4. Vinegar is a dilute solution of acetic acid. What is the concentration of acetic acid in the vinegar if 26.5 mL of NaOH at 0.250 M are required to neutralize 10.0 mL of vinegar?
How many moles NaOH did you use? That is M x L = ??
How many moles vinegar do you have in the 10 mL? Since the reaction is 1:1 (see equation below) the same number of moles of vinegar are in the 10 mL sample.
Concn = M = moles/L. So that many moles in 0.010 L = ??

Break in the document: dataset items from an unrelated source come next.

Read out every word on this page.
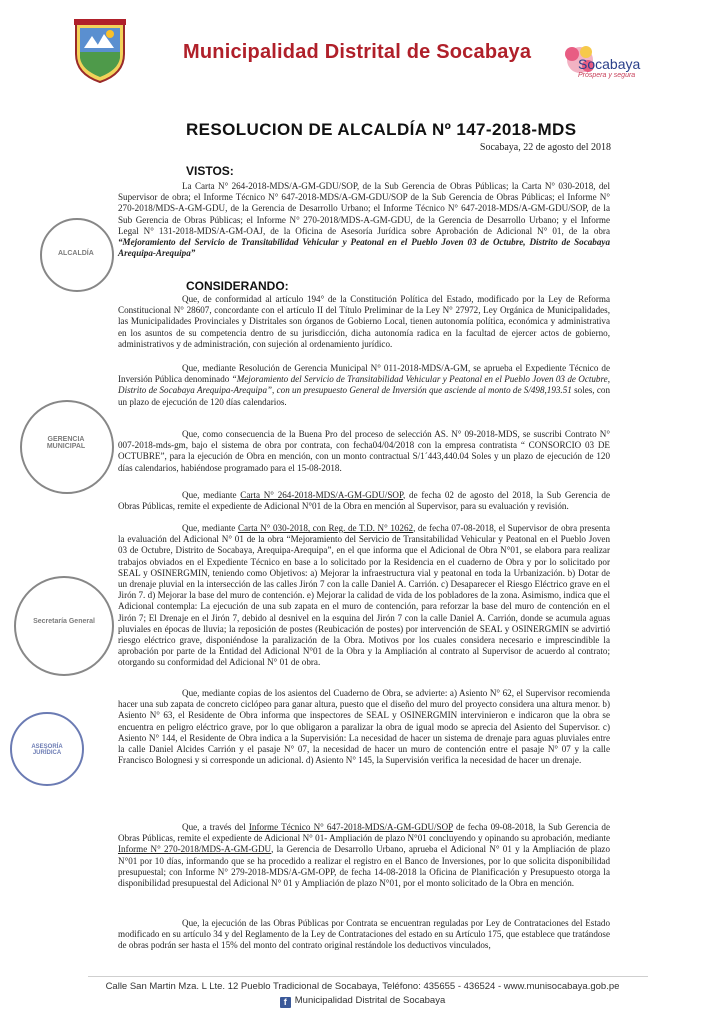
Municipalidad Distrital de Socabaya
Socabaya
Próspera y segura
RESOLUCION DE ALCALDÍA Nº 147-2018-MDS
Socabaya, 22 de agosto del 2018
VISTOS:
La Carta N° 264-2018-MDS/A-GM-GDU/SOP, de la Sub Gerencia de Obras Públicas; la Carta N° 030-2018, del Supervisor de obra; el Informe Técnico N° 647-2018-MDS/A-GM-GDU/SOP de la Sub Gerencia de Obras Públicas; el Informe N° 270-2018/MDS-A-GM-GDU, de la Gerencia de Desarrollo Urbano; el Informe Técnico N° 647-2018-MDS/A-GM-GDU/SOP, de la Sub Gerencia de Obras Públicas; el Informe N° 270-2018/MDS-A-GM-GDU, de la Gerencia de Desarrollo Urbano; y el Informe Legal N° 131-2018-MDS/A-GM-OAJ, de la Oficina de Asesoría Jurídica sobre Aprobación de Adicional N° 01, de la obra “Mejoramiento del Servicio de Transitabilidad Vehicular y Peatonal en el Pueblo Joven 03 de Octubre, Distrito de Socabaya Arequipa-Arequipa”
CONSIDERANDO:
Que, de conformidad al artículo 194° de la Constitución Política del Estado, modificado por la Ley de Reforma Constitucional N° 28607, concordante con el artículo II del Título Preliminar de la Ley N° 27972, Ley Orgánica de Municipalidades, las Municipalidades Provinciales y Distritales son órganos de Gobierno Local, tienen autonomía política, económica y administrativa en los asuntos de su competencia dentro de su jurisdicción, dicha autonomía radica en la facultad de ejercer actos de gobierno, administrativos y de administración, con sujeción al ordenamiento jurídico.
Que, mediante Resolución de Gerencia Municipal N° 011-2018-MDS/A-GM, se aprueba el Expediente Técnico de Inversión Pública denominado “Mejoramiento del Servicio de Transitabilidad Vehicular y Peatonal en el Pueblo Joven 03 de Octubre, Distrito de Socabaya Arequipa-Arequipa”, con un presupuesto General de Inversión que asciende al monto de S/498,193.51 soles, con un plazo de ejecución de 120 días calendarios.
Que, como consecuencia de la Buena Pro del proceso de selección AS. N° 09-2018-MDS, se suscribi Contrato N° 007-2018-mds-gm, bajo el sistema de obra por contrata, con fecha04/04/2018 con la empresa contratista “ CONSORCIO 03 DE OCTUBRE”, para la ejecución de Obra en mención, con un monto contractual S/1´443,440.04 Soles y un plazo de ejecución de 120 días calendarios, habiéndose programado para el 15-08-2018.
Que, mediante Carta N° 264-2018-MDS/A-GM-GDU/SOP, de fecha 02 de agosto del 2018, la Sub Gerencia de Obras Públicas, remite el expediente de Adicional N°01 de la Obra en mención al Supervisor, para su evaluación y revisión.
Que, mediante Carta N° 030-2018, con Reg. de T.D. N° 10262, de fecha 07-08-2018, el Supervisor de obra presenta la evaluación del Adicional N° 01 de la obra “Mejoramiento del Servicio de Transitabilidad Vehicular y Peatonal en el Pueblo Joven 03 de Octubre, Distrito de Socabaya, Arequipa-Arequipa”, en el que informa que el Adicional de Obra N°01, se elabora para realizar trabajos obviados en el Expediente Técnico en base a lo solicitado por la Residencia en el cuaderno de Obra y por lo solicitado por SEAL y OSINERGMIN, teniendo como Objetivos: a) Mejorar la infraestructura vial y peatonal en toda la Urbanización. b) Dotar de un drenaje pluvial en la intersección de las calles Jirón 7 con la calle Daniel A. Carrión. c) Desaparecer el Riesgo Eléctrico grave en el Jirón 7. d) Mejorar la base del muro de contención. e) Mejorar la calidad de vida de los pobladores de la zona. Asimismo, indica que el Adicional contempla: La ejecución de una sub zapata en el muro de contención, para reforzar la base del muro de contención en el Jirón 7; El Drenaje en el Jirón 7, debido al desnivel en la esquina del Jirón 7 con la calle Daniel A. Carrión, donde se acumula aguas pluviales en épocas de lluvia; la reposición de postes (Reubicación de postes) por intervención de SEAL y OSINERGMIN se advirtió riesgo eléctrico grave, disponiéndose la paralización de la Obra. Motivos por los cuales considera necesario e imprescindible la aprobación por parte de la Entidad del Adicional N°01 de la Obra y la Ampliación al contrato al Supervisor de acuerdo al contrato; otorgando su conformidad del Adicional N° 01 de obra.
Que, mediante copias de los asientos del Cuaderno de Obra, se advierte: a) Asiento N° 62, el Supervisor recomienda hacer una sub zapata de concreto ciclópeo para ganar altura, puesto que el diseño del muro del proyecto considera una altura menor. b) Asiento N° 63, el Residente de Obra informa que inspectores de SEAL y OSINERGMIN intervinieron e indicaron que la obra se encuentra en peligro eléctrico grave, por lo que obligaron a paralizar la obra de igual modo se aprecia del Asiento del Supervisor. c) Asiento N° 144, el Residente de Obra indica a la Supervisión: La necesidad de hacer un sistema de drenaje para aguas pluviales entre la calle Daniel Alcides Carrión y el pasaje N° 07, la necesidad de hacer un muro de contención entre el pasaje N° 07 y la calle Francisco Bolognesi y si corresponde un adicional. d) Asiento N° 145, la Supervisión verifica la necesidad de hacer un drenaje.
Que, a través del Informe Técnico N° 647-2018-MDS/A-GM-GDU/SOP de fecha 09-08-2018, la Sub Gerencia de Obras Públicas, remite el expediente de Adicional N° 01- Ampliación de plazo N°01 concluyendo y opinando su aprobación, mediante Informe N° 270-2018/MDS-A-GM-GDU, la Gerencia de Desarrollo Urbano, aprueba el Adicional N° 01 y la Ampliación de plazo N°01 por 10 días, informando que se ha procedido a realizar el registro en el Banco de Inversiones, por lo que solicita disponibilidad presupuestal; con Informe N° 279-2018-MDS/A-GM-OPP, de fecha 14-08-2018 la Oficina de Planificación y Presupuesto otorga la disponibilidad presupuestal del Adicional N° 01 y Ampliación de plazo N°01, por el monto solicitado de la Obra en mención.
Que, la ejecución de las Obras Públicas por Contrata se encuentran reguladas por Ley de Contrataciones del Estado modificado en su artículo 34 y del Reglamento de la Ley de Contrataciones del estado en su Artículo 175, que establece que tratándose de obras podrán ser hasta el 15% del monto del contrato original restándole los deductivos vinculados,
ALCALDÍA
GERENCIA MUNICIPAL
Secretaría General
ASESORÍA JURÍDICA
Calle San Martin Mza. L Lte. 12 Pueblo Tradicional de Socabaya, Teléfono: 435655 - 436524 - www.munisocabaya.gob.pe
f Municipalidad Distrital de Socabaya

CH3COOH + NaOH ==> CH3COONa + H2O
To determine the concentration of acetic acid in the vinegar, we can use the concept of stoichiometry and the information given in the question.
First, let's write a balanced chemical equation for the neutralization reaction between acetic acid (CH3COOH) and sodium hydroxide (NaOH):
CH3COOH + NaOH → CH3COONa + H2O
Based on the balanced equation, we can see that one mole of acetic acid reacts with one mole of sodium hydroxide to produce one mole of sodium acetate and one mole of water.
Now, let's calculate the number of moles of NaOH used in the neutralization reaction:
moles of NaOH = volume of NaOH (in liters) * concentration of NaOH
Given:
- Volume of NaOH = 26.5 mL = 0.0265 L
- Concentration of NaOH = 0.250 M
moles of NaOH = 0.0265 L * 0.250 M = 0.006625 moles
Since the balanced equation shows that the ratio of moles of acetic acid to moles of NaOH is 1:1, we know that the number of moles of acetic acid in 10.0 mL of vinegar is also 0.006625 moles.
Now, let's calculate the concentration of acetic acid in the vinegar:
concentration of acetic acid = moles of acetic acid/volume of vinegar (in liters)
Given:
- Volume of vinegar = 10.0 mL = 0.01 L
concentration of acetic acid = 0.006625 moles / 0.01 L = 0.6625 M
Therefore, the concentration of acetic acid in the vinegar is 0.6625 M.